The surge in attacks comes as Ugandan President Yoweri Museveni prepares to visit Juba at the weekend to give a boost to the halting peace talks aimed at ending northern Uganda's brutal, two-decade war.
Southern Sudanese officials have declined to identify those responsible for the violence, but have said they occurred in areas where rebel fighters are not known to be.
"It's very confusing because the LRA is not in those areas," said Major General Wilson Deng, who chairs a team charged with monitoring the August truce between Kampala and the LRA.
The LRA put the death toll at 41 and Godfrey Ayoo, a spokesman for the rebel delegation in Juba, denied any responsibility for the attacks.
"The LRA, after consulting with its military high command, has confirmed beyond any doubt that its soldiers were not involved in the attacks," he told AFP.
"We have not declared war on anyone on Sudanese soil," Ayoo said. "We are calling for a thorough investigation into who did this and wish that the results be made public."
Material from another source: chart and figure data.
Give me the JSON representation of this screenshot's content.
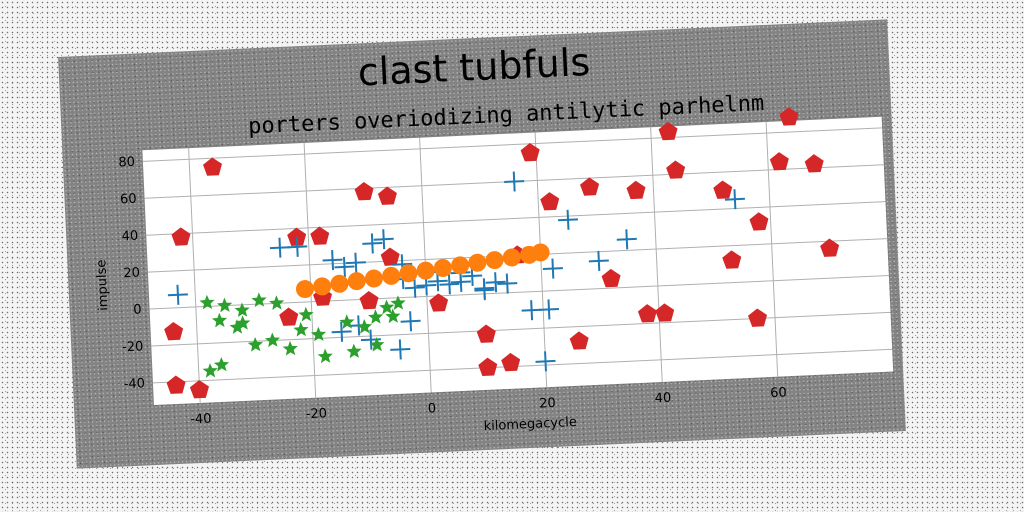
{
  "chart_data": {
    "type": "scatter",
    "title": "clast tubfuls",
    "subtitle": "porters overiodizing antilytic parhelnm",
    "xlabel": "kilomegacycle",
    "ylabel": "impulse",
    "xlim": [
      -48,
      80
    ],
    "ylim": [
      -52,
      86
    ],
    "xticks": [
      -40,
      -20,
      0,
      20,
      40,
      60
    ],
    "yticks": [
      -40,
      -20,
      0,
      20,
      40,
      60,
      80
    ],
    "grid": true,
    "colors": {
      "red": "#d62728",
      "blue": "#1f77b4",
      "green": "#2ca02c",
      "orange": "#ff7f0e",
      "plot_bg": "#ffffff",
      "frame": "#838383"
    },
    "series": [
      {
        "marker": "pentagon",
        "color": "#d62728",
        "points": [
          [
            -36,
            75
          ],
          [
            -42,
            38
          ],
          [
            -44,
            -13
          ],
          [
            -44,
            -42
          ],
          [
            -40,
            -45
          ],
          [
            -24,
            -8
          ],
          [
            -22,
            35
          ],
          [
            -18,
            35
          ],
          [
            -18,
            2
          ],
          [
            -10,
            58
          ],
          [
            -6,
            55
          ],
          [
            -6,
            22
          ],
          [
            -10,
            -1
          ],
          [
            2,
            -4
          ],
          [
            10,
            -22
          ],
          [
            10,
            -40
          ],
          [
            14,
            -38
          ],
          [
            16,
            20
          ],
          [
            19,
            75
          ],
          [
            22,
            48
          ],
          [
            26,
            -28
          ],
          [
            29,
            55
          ],
          [
            32,
            5
          ],
          [
            37,
            52
          ],
          [
            38,
            -15
          ],
          [
            41,
            -15
          ],
          [
            43,
            83
          ],
          [
            44,
            62
          ],
          [
            52,
            50
          ],
          [
            53,
            12
          ],
          [
            57,
            -20
          ],
          [
            58,
            32
          ],
          [
            62,
            64
          ],
          [
            64,
            88
          ],
          [
            68,
            62
          ],
          [
            70,
            16
          ]
        ]
      },
      {
        "marker": "plus",
        "color": "#1f77b4",
        "points": [
          [
            -43,
            7
          ],
          [
            -25,
            30
          ],
          [
            -22,
            30
          ],
          [
            -16,
            22
          ],
          [
            -14,
            18
          ],
          [
            -12,
            20
          ],
          [
            -9,
            30
          ],
          [
            -7,
            32
          ],
          [
            -4,
            10
          ],
          [
            -2,
            5
          ],
          [
            0,
            6
          ],
          [
            2,
            8
          ],
          [
            4,
            6
          ],
          [
            6,
            7
          ],
          [
            8,
            10
          ],
          [
            10,
            2
          ],
          [
            12,
            6
          ],
          [
            14,
            5
          ],
          [
            16,
            60
          ],
          [
            18,
            -10
          ],
          [
            21,
            -10
          ],
          [
            20,
            -38
          ],
          [
            22,
            12
          ],
          [
            25,
            38
          ],
          [
            30,
            15
          ],
          [
            35,
            26
          ],
          [
            54,
            45
          ],
          [
            -15,
            -17
          ],
          [
            -12,
            -14
          ],
          [
            -10,
            -22
          ],
          [
            -5,
            -28
          ],
          [
            -3,
            -13
          ],
          [
            -4,
            18
          ],
          [
            2,
            13
          ],
          [
            6,
            12
          ],
          [
            10,
            3
          ]
        ]
      },
      {
        "marker": "star",
        "color": "#2ca02c",
        "points": [
          [
            -38,
            2
          ],
          [
            -35,
            0
          ],
          [
            -32,
            -3
          ],
          [
            -29,
            2
          ],
          [
            -26,
            0
          ],
          [
            -36,
            -8
          ],
          [
            -33,
            -12
          ],
          [
            -30,
            -22
          ],
          [
            -27,
            -20
          ],
          [
            -24,
            -25
          ],
          [
            -22,
            -15
          ],
          [
            -19,
            -18
          ],
          [
            -18,
            -30
          ],
          [
            -36,
            -32
          ],
          [
            -38,
            -35
          ],
          [
            -14,
            -12
          ],
          [
            -11,
            -15
          ],
          [
            -9,
            -10
          ],
          [
            -7,
            -5
          ],
          [
            -5,
            -3
          ],
          [
            -13,
            -28
          ],
          [
            -9,
            -25
          ],
          [
            -21,
            -7
          ],
          [
            -32,
            -10
          ],
          [
            -6,
            -10
          ]
        ]
      },
      {
        "marker": "circle",
        "color": "#ff7f0e",
        "points": [
          [
            -21,
            7
          ],
          [
            -18,
            8
          ],
          [
            -15,
            9
          ],
          [
            -12,
            10
          ],
          [
            -9,
            11
          ],
          [
            -6,
            12
          ],
          [
            -3,
            13
          ],
          [
            0,
            14
          ],
          [
            3,
            15
          ],
          [
            6,
            16
          ],
          [
            9,
            17
          ],
          [
            12,
            18
          ],
          [
            15,
            19
          ],
          [
            18,
            20
          ],
          [
            20,
            21
          ]
        ]
      }
    ]
  }
}
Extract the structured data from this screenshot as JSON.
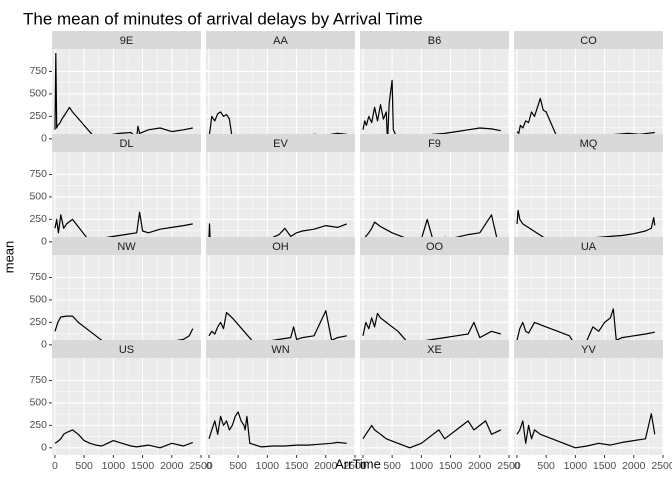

The Ugandan army, which has had troops deployed in southern Sudan since last year under an arrangement with Khartoum, also denied responsibility for the attacks and said the LRA was to blame.
"The LRA carried out three spontaneous ambushes," said army spokesman Lieutenant Chris Magezi. "The LRA has completely used the talks to reorganise and resume terrorising people.
"Many people were injured and some are still missing," he told AFP by phone from Gulu, the northern Ugandan town at the epicentre of the 19-year LRA insurgency. "This a severe violation (of the truce)."
Since the cessation of hostilities accord took effect on August 29, boosting hopes for the success of the Juba talks, the negotiations have been hampered by numerous delays and accusations of truce violations.
Museveni, who is due to visit Juba on Saturday, has in the past expressed interest in attending the negotiations that began in July and are believed by many to represent the best chance ever to end the conflict.
But his weekend visit will come at a critical time in the talks, which have been largely stalled since producing a historic truce in August, with both sides accusing the other of repeated violations.
On Wednesday, Kampala said the rebels were guilty of a "blatant" breach of the truce by ambushing three soldiers in southern Sudan as they were walking to rejoin their unit near Juba, killing one.
On Tuesday, the LRA said its forces would not return to two neutral camps in southern Sudan that they are to occupy for the duration of the talks unless Ugandan troops in the region were also similarly quarantined.
Tens of thousands of people have been killed and nearly two million displaced since the LRA and its elusive supremo Joseph Cony took leadership of a regional rebellion among northern Uganda's ethnic Atoll minority in 1988.
The conflict is regularly described by the United Nations and relief agencies as one of the world's worst and most-forgotten humanitarian crises.